Antenne clinique — Session 2012-13

Séminaires de l’après-midi

Dimanche 22 juillet 2012, par BB // Session 2012-13


Les participants donnent un ordre de choix préférentiel entre les séminaires suivants :


Après le cours… (groupe A)

Nous proposons, à ceux qui ne feraient que débuter dans la lecture de Freud et/ou de Lacan, un groupe pour éclaircir les principaux concepts auxquels il aura été fait référence lors du séminaire théorique du matin et ce en partant des interrogations des participants.
Priorité sera donnée, mais non exclusivement, aux participants des première et deuxième années.
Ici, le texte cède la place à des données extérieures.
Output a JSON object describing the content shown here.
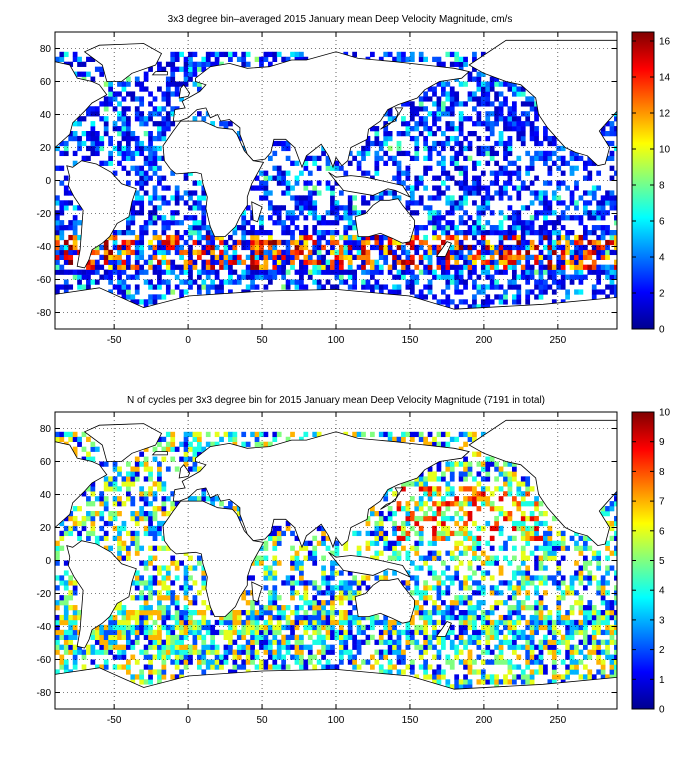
{
  "panels": [
    {
      "id": "velocity",
      "title": "3x3 degree bin–averaged 2015 January mean Deep Velocity Magnitude, cm/s",
      "x_ticks": [
        "-50",
        "0",
        "50",
        "100",
        "150",
        "200",
        "250"
      ],
      "y_ticks": [
        "80",
        "60",
        "40",
        "20",
        "0",
        "-20",
        "-40",
        "-60",
        "-80"
      ],
      "colorbar_ticks": [
        "16",
        "14",
        "12",
        "10",
        "8",
        "6",
        "4",
        "2",
        "0"
      ],
      "colorbar_range": [
        0,
        16.5
      ],
      "colormap": "jet",
      "xlim": [
        -90,
        290
      ],
      "ylim": [
        -90,
        90
      ]
    },
    {
      "id": "cycles",
      "title": "N of cycles per 3x3 degree bin for 2015 January mean Deep Velocity Magnitude (7191 in total)",
      "x_ticks": [
        "-50",
        "0",
        "50",
        "100",
        "150",
        "200",
        "250"
      ],
      "y_ticks": [
        "80",
        "60",
        "40",
        "20",
        "0",
        "-20",
        "-40",
        "-60",
        "-80"
      ],
      "colorbar_ticks": [
        "10",
        "9",
        "8",
        "7",
        "6",
        "5",
        "4",
        "3",
        "2",
        "1",
        "0"
      ],
      "colorbar_range": [
        0,
        10
      ],
      "colormap": "jet",
      "xlim": [
        -90,
        290
      ],
      "ylim": [
        -90,
        90
      ]
    }
  ],
  "colors": {
    "background": "#ffffff",
    "axis": "#000000",
    "grid": "#000000",
    "coastline": "#000000"
  }
}
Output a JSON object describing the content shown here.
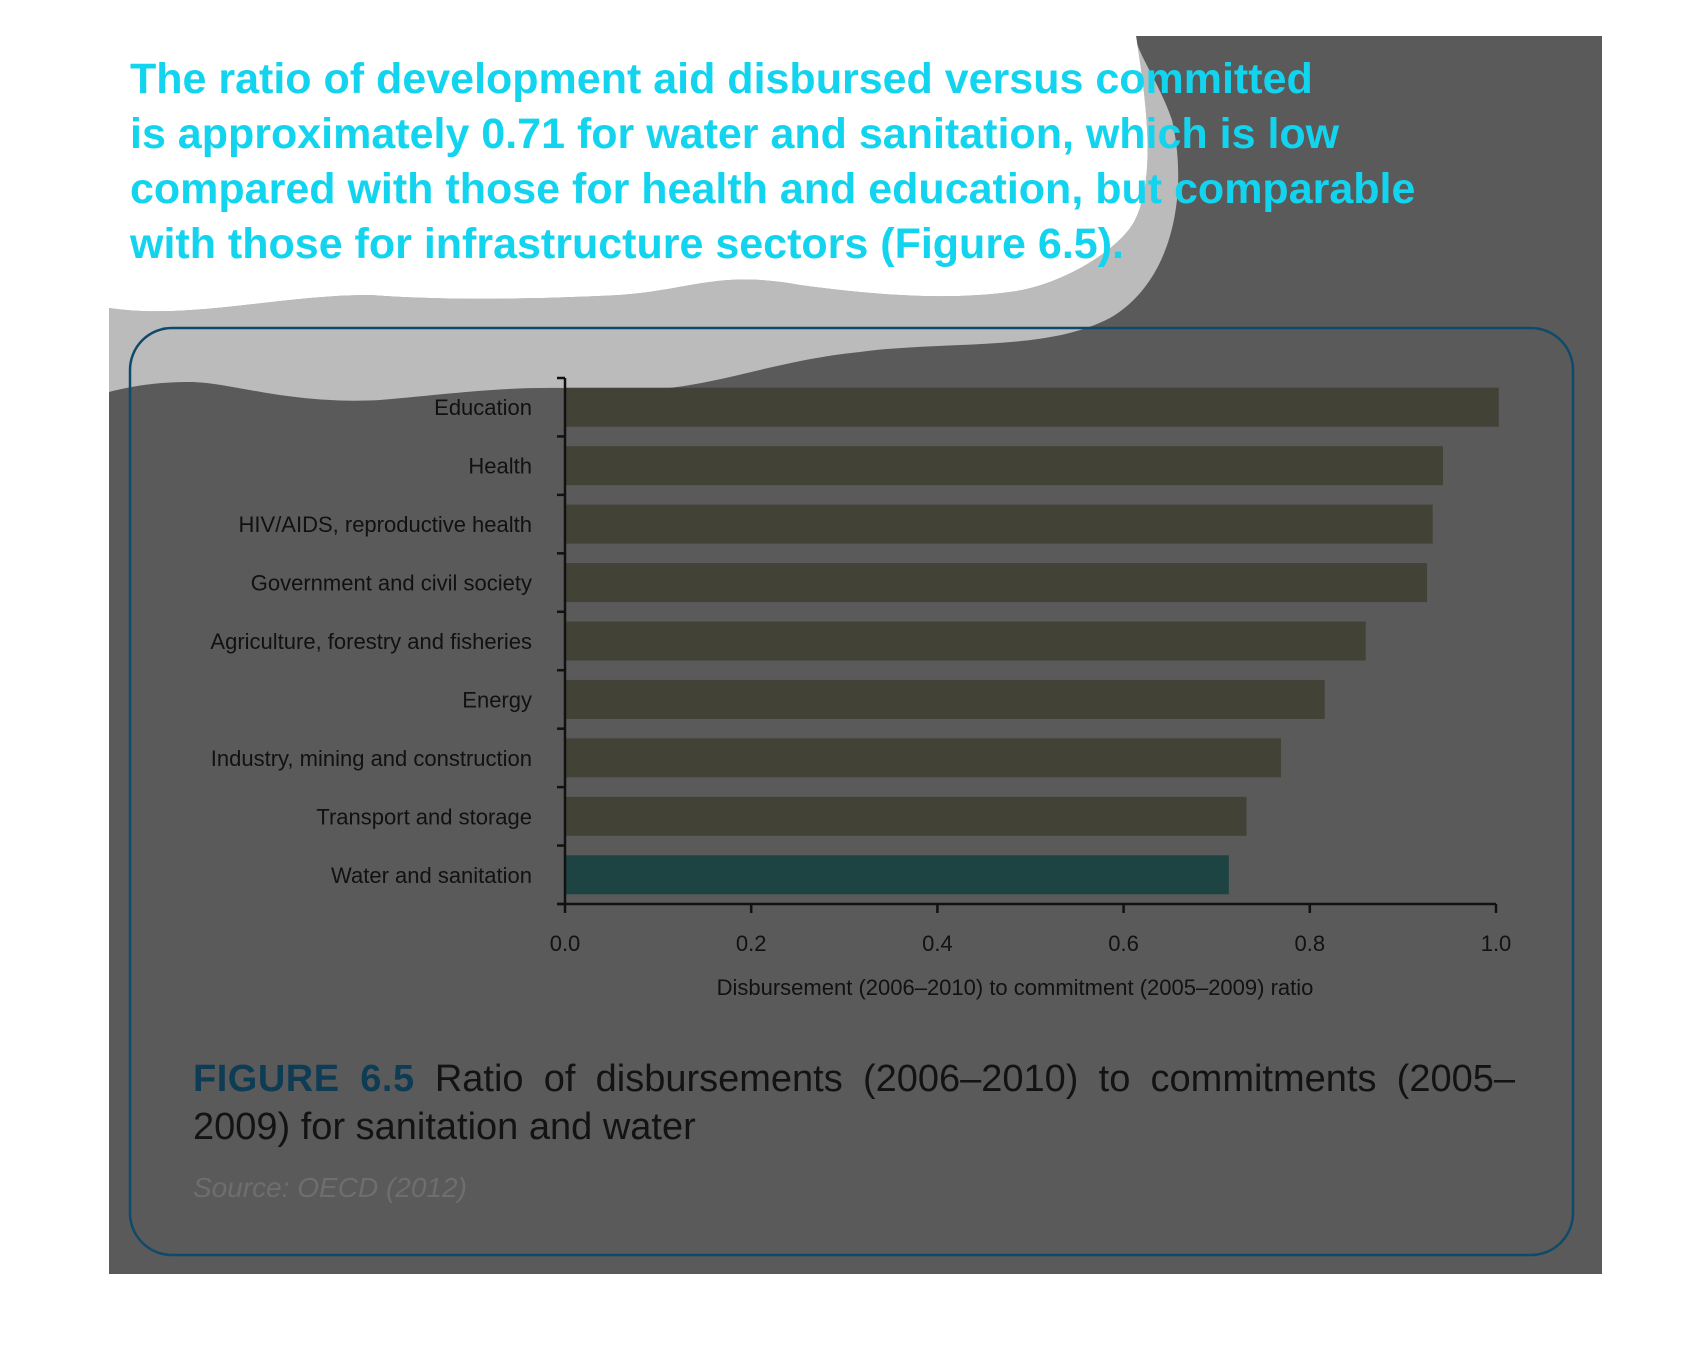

Responsable : Jean-Louis Woerlé.


Séminaire de lecture de textes


Lire Freud avec le Séminaire, livre XI de Lacan (groupe T)

Cette année 1964, Lacan reprend son Séminaire avec une question rendue brûlante par l’actualité de son « excommunication ». Il pose le problème du retour à Freud en ces termes : « Quel statut conceptuel devons-nous donner à quatre des termes introduits par Freud comme concepts fondamentaux, nommément l’inconscient, la répétition, le transfert et la pulsion ? »
Pour y répondre, il s’appuie sur les fondements de la psychanalyse, c’est-à-dire sur les travaux de Freud.
Le thème de l’Antenne sera l’occasion d’étudier au plus près les textes de Freud auxquels se réfère Lacan tout au long du Séminaire, livre XI, Les quatre concepts fondamentaux de la psychanalyse. Nous les travaillerons avec l’ensemble des participants sans rien laisser dans l’ombre, nous les creuserons sans crainte d’atteindre les points obscurs, avec la perspective d’y faire nos propres trouvailles.

Responsables : Catherine Grosbois et Valérie Pera-Guillot.


Séminaires d’élucidation des pratiques


Il y a sûrement quelque chose à leur dire (groupe P1)

« Il y a sûrement quelque chose à leur dire » disait Lacan à propos des autistes dans sa « Conférence à Genève sur le symptôme ». Cette réflexion peut être reprise d’une façon plus large dans notre clinique quotidienne en particulier avec les sujets qui mobilisent la notion de psychose ordinaire, mais pas uniquement.
Nous appuyant sur les remarques faites par Serge Cottet lors de la Conversation clinique du 8 juin 2012, nous vous proposons de tenter d’aller au-delà de la position connue du « secrétaire de l’aliéné » pour mettre l’accent sur les interventions du thérapeute, sur son énonciation et sur leurs effets.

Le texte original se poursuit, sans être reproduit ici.